Understanding the 14-Day Timeline for Correction
For long-term care facilities, accuracy in documentation is paramount. The Centers for Medicare & Medicaid Services (CMS) requires facilities to use the Resident Assessment Instrument (RAI), which includes the Minimum Data Set (MDS), to assess and document resident health information. A critical aspect of this is the significant correction assessment, used to rectify major errors in a previously submitted comprehensive assessment. Staff have a strict timeline to address these issues promptly.
According to CMS guidelines, once facility staff identifies a significant error in a prior comprehensive assessment, they must complete the correction assessment within 14 calendar days. This 14-day period begins on the day the error is identified. This timeline ensures that a resident's overall clinical status, care plan, and payment classification are not negatively impacted by inaccurate information for an extended period.

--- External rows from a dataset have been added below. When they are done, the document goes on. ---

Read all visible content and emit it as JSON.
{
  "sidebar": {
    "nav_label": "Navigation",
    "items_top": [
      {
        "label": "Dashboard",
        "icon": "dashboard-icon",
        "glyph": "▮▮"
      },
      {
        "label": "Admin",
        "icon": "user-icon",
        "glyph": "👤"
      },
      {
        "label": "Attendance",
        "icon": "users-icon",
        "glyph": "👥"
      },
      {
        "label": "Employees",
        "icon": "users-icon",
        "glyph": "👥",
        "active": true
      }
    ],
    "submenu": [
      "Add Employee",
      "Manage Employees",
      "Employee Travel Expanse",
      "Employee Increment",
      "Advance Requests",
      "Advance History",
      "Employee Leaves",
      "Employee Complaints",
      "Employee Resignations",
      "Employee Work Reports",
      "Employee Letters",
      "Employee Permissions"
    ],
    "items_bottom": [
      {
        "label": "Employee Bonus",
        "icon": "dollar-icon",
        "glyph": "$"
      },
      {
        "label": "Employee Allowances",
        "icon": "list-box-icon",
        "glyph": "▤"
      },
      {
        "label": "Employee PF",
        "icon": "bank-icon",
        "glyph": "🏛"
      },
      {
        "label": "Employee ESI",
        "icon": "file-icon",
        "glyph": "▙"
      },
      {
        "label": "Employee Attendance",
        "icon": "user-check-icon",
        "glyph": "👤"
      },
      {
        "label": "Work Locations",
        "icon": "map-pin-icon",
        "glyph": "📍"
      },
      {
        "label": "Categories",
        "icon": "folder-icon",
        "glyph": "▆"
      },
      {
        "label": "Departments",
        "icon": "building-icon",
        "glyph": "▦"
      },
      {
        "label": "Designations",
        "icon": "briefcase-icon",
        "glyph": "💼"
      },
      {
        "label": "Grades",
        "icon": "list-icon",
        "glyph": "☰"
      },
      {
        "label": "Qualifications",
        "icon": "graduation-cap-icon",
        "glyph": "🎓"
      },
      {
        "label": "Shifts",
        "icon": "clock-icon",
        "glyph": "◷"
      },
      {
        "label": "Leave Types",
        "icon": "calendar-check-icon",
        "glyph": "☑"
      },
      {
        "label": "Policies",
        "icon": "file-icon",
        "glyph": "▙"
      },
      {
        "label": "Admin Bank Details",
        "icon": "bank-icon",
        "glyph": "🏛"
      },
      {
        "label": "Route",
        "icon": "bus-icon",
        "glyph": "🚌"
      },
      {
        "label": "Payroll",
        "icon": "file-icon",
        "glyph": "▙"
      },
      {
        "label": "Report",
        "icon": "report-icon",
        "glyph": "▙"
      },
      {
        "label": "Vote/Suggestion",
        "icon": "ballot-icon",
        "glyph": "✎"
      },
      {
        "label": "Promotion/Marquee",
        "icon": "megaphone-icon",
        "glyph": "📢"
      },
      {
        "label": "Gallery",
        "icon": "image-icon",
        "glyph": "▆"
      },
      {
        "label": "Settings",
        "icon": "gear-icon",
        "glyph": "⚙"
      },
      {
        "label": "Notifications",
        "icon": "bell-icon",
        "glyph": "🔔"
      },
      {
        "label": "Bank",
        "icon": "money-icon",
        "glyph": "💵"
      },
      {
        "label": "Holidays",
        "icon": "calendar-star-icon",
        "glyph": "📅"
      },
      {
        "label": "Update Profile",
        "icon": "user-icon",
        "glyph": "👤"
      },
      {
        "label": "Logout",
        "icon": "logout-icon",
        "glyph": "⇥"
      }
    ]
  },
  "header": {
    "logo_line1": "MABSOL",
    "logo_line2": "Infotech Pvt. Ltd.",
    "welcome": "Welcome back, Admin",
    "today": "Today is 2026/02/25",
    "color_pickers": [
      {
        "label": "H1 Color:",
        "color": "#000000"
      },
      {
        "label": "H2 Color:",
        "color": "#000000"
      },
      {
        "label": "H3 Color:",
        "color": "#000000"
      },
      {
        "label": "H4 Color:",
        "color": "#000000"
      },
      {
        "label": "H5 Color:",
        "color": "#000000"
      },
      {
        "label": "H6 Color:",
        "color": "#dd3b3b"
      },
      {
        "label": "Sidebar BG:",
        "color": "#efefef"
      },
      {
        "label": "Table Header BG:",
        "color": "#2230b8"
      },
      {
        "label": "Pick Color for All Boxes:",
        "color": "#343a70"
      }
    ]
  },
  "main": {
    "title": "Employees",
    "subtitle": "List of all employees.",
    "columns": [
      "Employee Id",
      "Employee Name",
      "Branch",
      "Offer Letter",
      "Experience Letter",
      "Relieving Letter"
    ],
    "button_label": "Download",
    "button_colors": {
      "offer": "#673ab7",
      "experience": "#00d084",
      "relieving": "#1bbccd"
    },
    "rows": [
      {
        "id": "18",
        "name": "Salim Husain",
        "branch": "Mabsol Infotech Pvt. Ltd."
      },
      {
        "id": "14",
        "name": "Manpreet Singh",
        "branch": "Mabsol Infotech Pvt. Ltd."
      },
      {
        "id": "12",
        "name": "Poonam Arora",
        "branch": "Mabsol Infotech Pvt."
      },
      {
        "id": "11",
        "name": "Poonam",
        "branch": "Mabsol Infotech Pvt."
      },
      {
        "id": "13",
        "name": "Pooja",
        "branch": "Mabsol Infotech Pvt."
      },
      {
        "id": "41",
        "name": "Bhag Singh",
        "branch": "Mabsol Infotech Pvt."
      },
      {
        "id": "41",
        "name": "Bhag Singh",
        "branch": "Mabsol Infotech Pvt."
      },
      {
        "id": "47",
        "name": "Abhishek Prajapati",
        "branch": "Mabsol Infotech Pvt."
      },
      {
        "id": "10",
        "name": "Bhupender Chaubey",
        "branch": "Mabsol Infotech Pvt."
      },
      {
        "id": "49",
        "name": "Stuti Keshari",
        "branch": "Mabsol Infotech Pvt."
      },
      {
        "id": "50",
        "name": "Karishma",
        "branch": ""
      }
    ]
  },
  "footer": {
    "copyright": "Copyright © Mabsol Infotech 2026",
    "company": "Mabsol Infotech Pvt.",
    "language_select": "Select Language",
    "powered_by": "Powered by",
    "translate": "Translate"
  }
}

What Constitutes a Significant Error?
A significant correction assessment is required only for 'major' errors, not minor coding mistakes. CMS defines a major error as one where the resident's overall clinical status is not accurately represented on the MDS, and the error has not been corrected by a more recent assessment. Examples of major errors might include incorrect coding that impacts a resident's quality measures, payment categories, or inaccurately reflects their clinical needs, which could affect their care plan. Minor errors, such as a simple typo that doesn't impact the resident's status, can be handled differently without requiring a full significant correction assessment.
The Difference Between a Significant Change and a Significant Correction
It is important for facility staff to distinguish between a significant correction and a significant change in status assessment. While both have a 14-day completion window, they are triggered by different events and serve different purposes.
Aspect | Significant Correction of a Prior Comprehensive Assessment | Significant Change in Status Assessment |
---|---|---|
Trigger | Identification of a major error in a previous comprehensive assessment. | A major decline or improvement in the resident's clinical status. |
Purpose | To rectify inaccurate data that does not accurately reflect the resident's condition at the time of the previous assessment. | To reassess a resident's current status and update the care plan to reflect their changing needs. |
Resident's Condition | Based on inaccurate past data, not the resident's current clinical state. | Based on a current, observable change in the resident's condition that requires review. |
Restarting Schedule | Resets the schedule for subsequent annual and quarterly assessments. | Resets the schedule for the next annual assessment. |
The Process for Completing a Significant Correction
To ensure compliance, facility staff must follow a precise process when a significant error is identified. Missing a deadline can result in non-compliance findings during a survey and potential penalties.
- Identify the Significant Error: The interdisciplinary team, or an MDS coordinator, identifies a major error in a previously submitted comprehensive assessment during a record review or quality assurance process.
- Document the Finding: The initial identification of the significant error must be documented in the resident's medical record, typically in the progress notes.
- Determine the Assessment Reference Date (ARD): The ARD must be set within 14 calendar days of the determination date that the significant error occurred.
- Complete the Assessment: The full comprehensive MDS assessment, including Care Area Assessments (CAAs), must be completed within 14 days of the new ARD.
- Complete the Care Plan: A new care plan reflecting the corrected information must be completed within 7 days of the RAPs completion date.
- Transmit the Data: The corrected MDS must be transmitted electronically to the federal CMS database within 14 days of the care plan completion date.
Consequences of Non-Compliance
Missing the 14-day deadline or failing to perform a significant correction can have serious consequences. CMS and state survey agencies use MDS data for quality monitoring, public reporting, and determining payment rates. If a facility fails to submit an acceptable plan of correction within the specified timeframe, it can lead to enforcement actions, including termination of the provider agreement. Accurate and timely assessments are critical to both regulatory compliance and providing high-quality, appropriate care to residents.
For further details on federal requirements for the Resident Assessment Instrument, refer to the CMS RAI Manual.